Silente o
legislativo, coube ao STF por meio da ADO 26/DF equiparar a homofobia e a
transfobia ao crime de racismo tipificado pela Lei nº 7.716/1989 até aprovação
de lei superveniente que tipifique tal conduta.
A Carta da
República é límpida e reflete a máxima já consagrada no Codex Repressivo e cara
aos criminalistas: não há crime sem lei prévia, e lei stricto sensu,
considerado o diploma fruto do processo legiferante típico do legislativo. Entretanto,
a omissão dolosa e manifesta de um poder constituído – com forte representação de
setores esguios ao reconhecimento das pautas LGBT+ – contrariando um comando de
criminalização constitucional, não constitui, per si, uma afronta à legalidade?
Em Kelsen, cujo
apreço pelo direito posto é de comum conhecimento, a validade de uma ordem
jurídica deriva do comando constitucional que a veda, prescreve ou permite.
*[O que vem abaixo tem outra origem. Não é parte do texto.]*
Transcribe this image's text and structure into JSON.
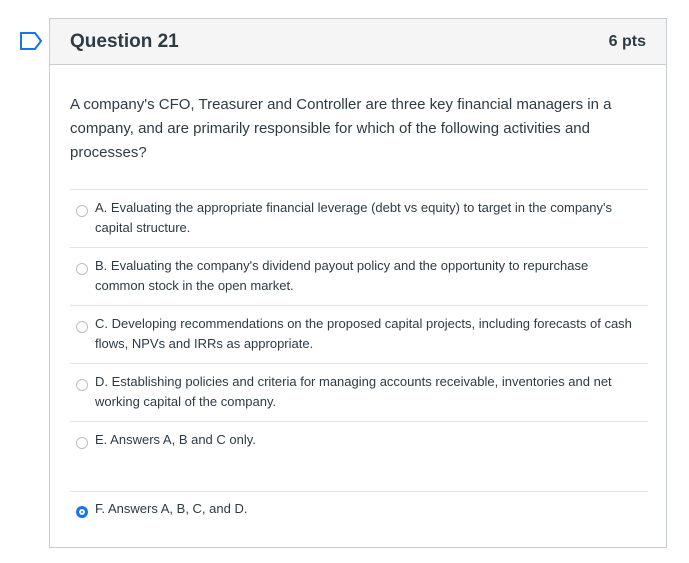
{
  "question": {
    "flag_icon": "bookmark-flag-icon",
    "title": "Question 21",
    "points": "6 pts",
    "text": "A company's CFO, Treasurer and Controller are three key financial managers in a company, and are primarily responsible for which of the following activities and processes?"
  },
  "answers": [
    {
      "label": "A. Evaluating the appropriate financial leverage (debt vs equity) to target in the company's capital structure.",
      "selected": false
    },
    {
      "label": "B. Evaluating the company's dividend payout policy and the opportunity to repurchase common stock in the open market.",
      "selected": false
    },
    {
      "label": "C. Developing recommendations on the proposed capital projects, including forecasts of cash flows, NPVs and IRRs as appropriate.",
      "selected": false
    },
    {
      "label": "D.  Establishing policies and criteria for managing accounts receivable, inventories and net working capital of the company.",
      "selected": false
    },
    {
      "label": "E. Answers A, B and C only.",
      "selected": false
    },
    {
      "label": "F.  Answers A, B, C, and D.",
      "selected": true
    }
  ],
  "colors": {
    "accent": "#1a73e8",
    "border": "#c7cdd1",
    "header_bg": "#f5f5f5",
    "text": "#2d3b45"
  }
}
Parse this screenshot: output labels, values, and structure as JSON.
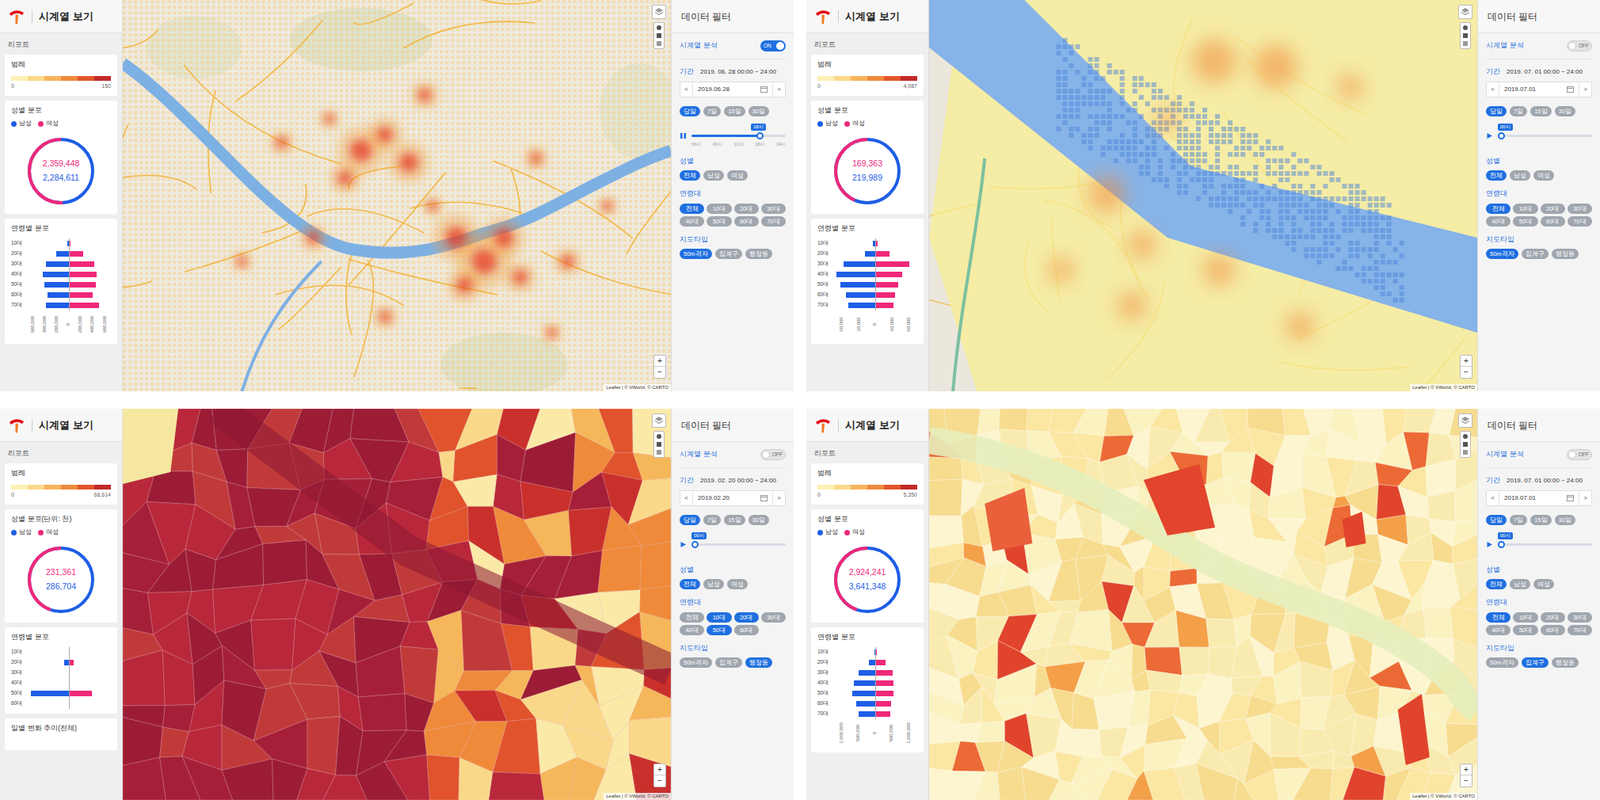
{
  "panels": [
    {
      "header": {
        "title": "시계열 보기"
      },
      "report_label": "리포트",
      "legend": {
        "title": "범례",
        "min": "0",
        "max": "150"
      },
      "gender": {
        "title": "성별 분포",
        "legend": [
          {
            "label": "남성",
            "color": "#1e5ee6"
          },
          {
            "label": "여성",
            "color": "#f0287a"
          }
        ],
        "female": "2,359,448",
        "male": "2,284,611"
      },
      "age": {
        "title": "연령별 분포",
        "labels": [
          "10대",
          "20대",
          "30대",
          "40대",
          "50대",
          "60대",
          "70대"
        ],
        "male": [
          15000,
          180000,
          330000,
          370000,
          350000,
          300000,
          330000
        ],
        "female": [
          20000,
          200000,
          360000,
          390000,
          380000,
          340000,
          430000
        ],
        "max": 600000,
        "ticks": [
          "600,000",
          "400,000",
          "200,000",
          "0",
          "200,000",
          "400,000",
          "600,000"
        ]
      },
      "map": {
        "kind": "heatmap-grid",
        "zoom_in": "+",
        "zoom_out": "−",
        "attribution": "Leaflet | © VWorld, © CARTO"
      },
      "filter": {
        "title": "데이터 필터",
        "timeseries": {
          "label": "시계열 분석",
          "on": true,
          "text": "ON"
        },
        "period": {
          "label": "기간",
          "value": "2019. 06. 28 00:00 ~ 24:00"
        },
        "date": {
          "prev": "<",
          "value": "2019.06.28",
          "next": ">"
        },
        "ranges": [
          {
            "label": "당일",
            "selected": true
          },
          {
            "label": "7일",
            "selected": false
          },
          {
            "label": "15일",
            "selected": false
          },
          {
            "label": "30일",
            "selected": false
          }
        ],
        "slider": {
          "playing": true,
          "level": 0.75,
          "bubble": "18시",
          "ticks": [
            "00시",
            "06시",
            "12시",
            "18시",
            "24시"
          ]
        },
        "gender": {
          "label": "성별",
          "options": [
            {
              "label": "전체",
              "selected": true
            },
            {
              "label": "남성",
              "selected": false
            },
            {
              "label": "여성",
              "selected": false
            }
          ]
        },
        "ages": {
          "label": "연령대",
          "options": [
            {
              "label": "전체",
              "selected": true
            },
            {
              "label": "10대",
              "selected": false
            },
            {
              "label": "20대",
              "selected": false
            },
            {
              "label": "30대",
              "selected": false
            },
            {
              "label": "40대",
              "selected": false
            },
            {
              "label": "50대",
              "selected": false
            },
            {
              "label": "60대",
              "selected": false
            },
            {
              "label": "70대",
              "selected": false
            }
          ]
        },
        "maptype": {
          "label": "지도타입",
          "options": [
            {
              "label": "50m격자",
              "selected": true
            },
            {
              "label": "집계구",
              "selected": false
            },
            {
              "label": "행정동",
              "selected": false
            }
          ]
        }
      }
    },
    {
      "header": {
        "title": "시계열 보기"
      },
      "report_label": "리포트",
      "legend": {
        "title": "범례",
        "min": "0",
        "max": "4,087"
      },
      "gender": {
        "title": "성별 분포",
        "legend": [
          {
            "label": "남성",
            "color": "#1e5ee6"
          },
          {
            "label": "여성",
            "color": "#f0287a"
          }
        ],
        "female": "169,363",
        "male": "219,989"
      },
      "age": {
        "title": "연령별 분포",
        "labels": [
          "10대",
          "20대",
          "30대",
          "40대",
          "50대",
          "60대",
          "70대"
        ],
        "male": [
          3000,
          14000,
          45000,
          55000,
          50000,
          42000,
          38000
        ],
        "female": [
          3000,
          20000,
          48000,
          38000,
          33000,
          28000,
          26000
        ],
        "max": 60000,
        "ticks": [
          "60,000",
          "30,000",
          "0",
          "30,000",
          "60,000"
        ]
      },
      "map": {
        "kind": "heatmap-blur",
        "zoom_in": "+",
        "zoom_out": "−",
        "attribution": "Leaflet | © VWorld, © CARTO"
      },
      "filter": {
        "title": "데이터 필터",
        "timeseries": {
          "label": "시계열 분석",
          "on": false,
          "text": "OFF"
        },
        "period": {
          "label": "기간",
          "value": "2019. 07. 01 00:00 ~ 24:00"
        },
        "date": {
          "prev": "<",
          "value": "2019.07.01",
          "next": ">"
        },
        "ranges": [
          {
            "label": "당일",
            "selected": true
          },
          {
            "label": "7일",
            "selected": false
          },
          {
            "label": "15일",
            "selected": false
          },
          {
            "label": "30일",
            "selected": false
          }
        ],
        "slider": {
          "playing": false,
          "level": 0,
          "bubble": "00시",
          "ticks": []
        },
        "gender": {
          "label": "성별",
          "options": [
            {
              "label": "전체",
              "selected": true
            },
            {
              "label": "남성",
              "selected": false
            },
            {
              "label": "여성",
              "selected": false
            }
          ]
        },
        "ages": {
          "label": "연령대",
          "options": [
            {
              "label": "전체",
              "selected": true
            },
            {
              "label": "10대",
              "selected": false
            },
            {
              "label": "20대",
              "selected": false
            },
            {
              "label": "30대",
              "selected": false
            },
            {
              "label": "40대",
              "selected": false
            },
            {
              "label": "50대",
              "selected": false
            },
            {
              "label": "60대",
              "selected": false
            },
            {
              "label": "70대",
              "selected": false
            }
          ]
        },
        "maptype": {
          "label": "지도타입",
          "options": [
            {
              "label": "50m격자",
              "selected": true
            },
            {
              "label": "집계구",
              "selected": false
            },
            {
              "label": "행정동",
              "selected": false
            }
          ]
        }
      }
    },
    {
      "header": {
        "title": "시계열 보기"
      },
      "report_label": "리포트",
      "legend": {
        "title": "범례",
        "min": "0",
        "max": "68,614"
      },
      "gender": {
        "title": "성별 분포(단위: 천)",
        "legend": [
          {
            "label": "남성",
            "color": "#1e5ee6"
          },
          {
            "label": "여성",
            "color": "#f0287a"
          }
        ],
        "female": "231,361",
        "male": "286,704"
      },
      "age": {
        "title": "연령별 분포",
        "labels": [
          "10대",
          "20대",
          "30대",
          "40대",
          "50대",
          "60대"
        ],
        "male": [
          0,
          25000,
          0,
          0,
          200000,
          0
        ],
        "female": [
          0,
          25000,
          0,
          0,
          120000,
          0
        ],
        "max": 220000,
        "ticks": []
      },
      "daily": {
        "title": "일별 변화 추이(전체)"
      },
      "map": {
        "kind": "choropleth-dark",
        "zoom_in": "+",
        "zoom_out": "−",
        "attribution": "Leaflet | © VWorld, © CARTO"
      },
      "filter": {
        "title": "데이터 필터",
        "timeseries": {
          "label": "시계열 분석",
          "on": false,
          "text": "OFF"
        },
        "period": {
          "label": "기간",
          "value": "2019. 02. 20 00:00 ~ 24:00"
        },
        "date": {
          "prev": "<",
          "value": "2019.02.20",
          "next": ">"
        },
        "ranges": [
          {
            "label": "당일",
            "selected": true
          },
          {
            "label": "7일",
            "selected": false
          },
          {
            "label": "15일",
            "selected": false
          },
          {
            "label": "30일",
            "selected": false
          }
        ],
        "slider": {
          "playing": false,
          "level": 0,
          "bubble": "00시",
          "ticks": []
        },
        "gender": {
          "label": "성별",
          "options": [
            {
              "label": "전체",
              "selected": true
            },
            {
              "label": "남성",
              "selected": false
            },
            {
              "label": "여성",
              "selected": false
            }
          ]
        },
        "ages": {
          "label": "연령대",
          "options": [
            {
              "label": "전체",
              "selected": false
            },
            {
              "label": "10대",
              "selected": true
            },
            {
              "label": "20대",
              "selected": true
            },
            {
              "label": "30대",
              "selected": false
            },
            {
              "label": "40대",
              "selected": false
            },
            {
              "label": "50대",
              "selected": true
            },
            {
              "label": "60대",
              "selected": false
            }
          ]
        },
        "maptype": {
          "label": "지도타입",
          "options": [
            {
              "label": "50m격자",
              "selected": false
            },
            {
              "label": "집계구",
              "selected": false
            },
            {
              "label": "행정동",
              "selected": true
            }
          ]
        }
      }
    },
    {
      "header": {
        "title": "시계열 보기"
      },
      "report_label": "리포트",
      "legend": {
        "title": "범례",
        "min": "0",
        "max": "5,350"
      },
      "gender": {
        "title": "성별 분포",
        "legend": [
          {
            "label": "남성",
            "color": "#1e5ee6"
          },
          {
            "label": "여성",
            "color": "#f0287a"
          }
        ],
        "female": "2,924,241",
        "male": "3,641,348"
      },
      "age": {
        "title": "연령별 분포",
        "labels": [
          "10대",
          "20대",
          "30대",
          "40대",
          "50대",
          "60대",
          "70대"
        ],
        "male": [
          10000,
          150000,
          400000,
          500000,
          550000,
          450000,
          400000
        ],
        "female": [
          15000,
          230000,
          400000,
          430000,
          420000,
          380000,
          350000
        ],
        "max": 1000000,
        "ticks": [
          "1,000,000",
          "500,000",
          "0",
          "500,000",
          "1,000,000"
        ]
      },
      "map": {
        "kind": "choropleth-light",
        "zoom_in": "+",
        "zoom_out": "−",
        "attribution": "Leaflet | © VWorld, © CARTO"
      },
      "filter": {
        "title": "데이터 필터",
        "timeseries": {
          "label": "시계열 분석",
          "on": false,
          "text": "OFF"
        },
        "period": {
          "label": "기간",
          "value": "2019. 07. 01 00:00 ~ 24:00"
        },
        "date": {
          "prev": "<",
          "value": "2019.07.01",
          "next": ">"
        },
        "ranges": [
          {
            "label": "당일",
            "selected": true
          },
          {
            "label": "7일",
            "selected": false
          },
          {
            "label": "15일",
            "selected": false
          },
          {
            "label": "30일",
            "selected": false
          }
        ],
        "slider": {
          "playing": false,
          "level": 0,
          "bubble": "00시",
          "ticks": []
        },
        "gender": {
          "label": "성별",
          "options": [
            {
              "label": "전체",
              "selected": true
            },
            {
              "label": "남성",
              "selected": false
            },
            {
              "label": "여성",
              "selected": false
            }
          ]
        },
        "ages": {
          "label": "연령대",
          "options": [
            {
              "label": "전체",
              "selected": true
            },
            {
              "label": "10대",
              "selected": false
            },
            {
              "label": "20대",
              "selected": false
            },
            {
              "label": "30대",
              "selected": false
            },
            {
              "label": "40대",
              "selected": false
            },
            {
              "label": "50대",
              "selected": false
            },
            {
              "label": "60대",
              "selected": false
            },
            {
              "label": "70대",
              "selected": false
            }
          ]
        },
        "maptype": {
          "label": "지도타입",
          "options": [
            {
              "label": "50m격자",
              "selected": false
            },
            {
              "label": "집계구",
              "selected": true
            },
            {
              "label": "행정동",
              "selected": false
            }
          ]
        }
      }
    }
  ]
}
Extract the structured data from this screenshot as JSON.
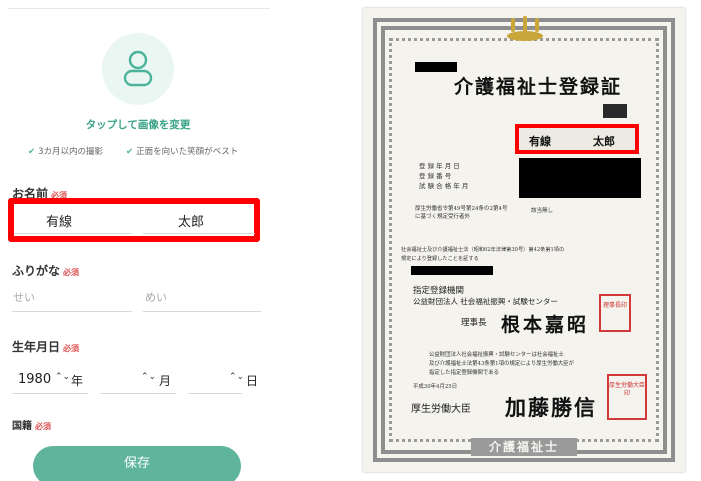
{
  "form": {
    "photo_link": "タップして画像を変更",
    "hints": [
      "3カ月以内の撮影",
      "正面を向いた笑顔がベスト"
    ],
    "name": {
      "label": "お名前",
      "required": "必須",
      "last": "有線",
      "first": "太郎"
    },
    "furigana": {
      "label": "ふりがな",
      "required": "必須",
      "last_placeholder": "せい",
      "first_placeholder": "めい"
    },
    "birthdate": {
      "label": "生年月日",
      "required": "必須",
      "year": "1980",
      "year_unit": "年",
      "month_unit": "月",
      "day_unit": "日"
    },
    "nationality": {
      "label": "国籍",
      "required": "必須"
    },
    "save_label": "保存"
  },
  "certificate": {
    "title": "介護福祉士登録証",
    "holder_last": "有線",
    "holder_first": "太郎",
    "fields": [
      "登 録 年 月 日",
      "登 録 番 号",
      "試 験 合 格 年 月"
    ],
    "law_line1": "厚生労働省令第49号第24条の2第4号",
    "law_line2": "に基づく規定受行者外",
    "note": "該当無し",
    "body1": "社会福祉士及び介護福祉士法（昭和62年法律第30号）第42条第1項の",
    "body2": "規定により登録したことを証する",
    "agency_heading": "指定登録機関",
    "agency": "公益財団法人 社会福祉振興・試験センター",
    "director_title": "理事長",
    "director_name": "根本嘉昭",
    "foot1": "公益財団法人社会福祉振興・試験センターは社会福祉士",
    "foot2": "及び介護福祉士法第43条第1項の規定により厚生労働大臣が",
    "foot3": "指定した指定登録機関である",
    "foot_date": "平成30年4月25日",
    "minister_title": "厚生労働大臣",
    "minister_name": "加藤勝信",
    "bottom_emblem": "介護福祉士",
    "seal1": "理事長印",
    "seal2": "厚生労働大臣印"
  }
}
Nesse
sentido, é forçoso deduzir que a morosidade dolosa de um poder constituído a
quem é ordenado legislar agride a ordem constitucional tanto quanto o processo
legiferante que despreza material ou formalmente as disposições da Magna Carta.
Superando essa
leitura normativista, Santi Romano postula que o ordenamento jurídico transcende
o simples depósito das normas postas, uma vez que esse ordenamento “engloba
numerosos mecanismos e engrenagens, relações de autoridade e força que
produzem, modificam, aplicam, fazem respeitar as normas jurídicas, sem se
confundir com elas” (p. 69). Nesse sentido, as normas variam sem alteração do
texto e sua aprovação, interpretação e revogação é mais o efeito do que a causa
de uma modificação substancial do ordenamento (p. 69-70) e da consciência dos
juristas, intérpretes e jurisdicionados.
Indo além, Michael
McCann aponta o impacto direto das decisões judiciais nas demandas do
judiciário. Uma decisão favorável mais que incitar novas demandas que visem
assegurar semelhante direito, dissuadem condutas que a contrariam, inclusive fora
do âmbito jurídico. Por meio dessa mobilização, o judiciário deixa de ser simples
mediador de conflitos e se transforma em espaço de interação e disputa política
e social, especialmente de grupos que não se vêm representados em mecanismos de
expressão majoritária.
Exsurge, portanto,
dessa função catalisadora de condutas e demandas de que o poder judiciário de
reveste, a legitimidade em acusar – através da ADO, medida provisória que é até
que tipificação positiva seja sancionada – a morosidade dolosa do legislativo
em criminalizar a homofobia, a transfobia e qualquer conduta ou discurso que desqualifique
ou diminua qualquer pessoa ou grupo por sua orientação sexual ou identidade de
gênero.
KELSEN, Hans.
Teoria Pura do Direito. São Paulo: Martins
Fontes, 2019.
ROMANO, Santi.
O Ordenamento Jurídico. Florianópolis: Fundação Boiteux, 2008.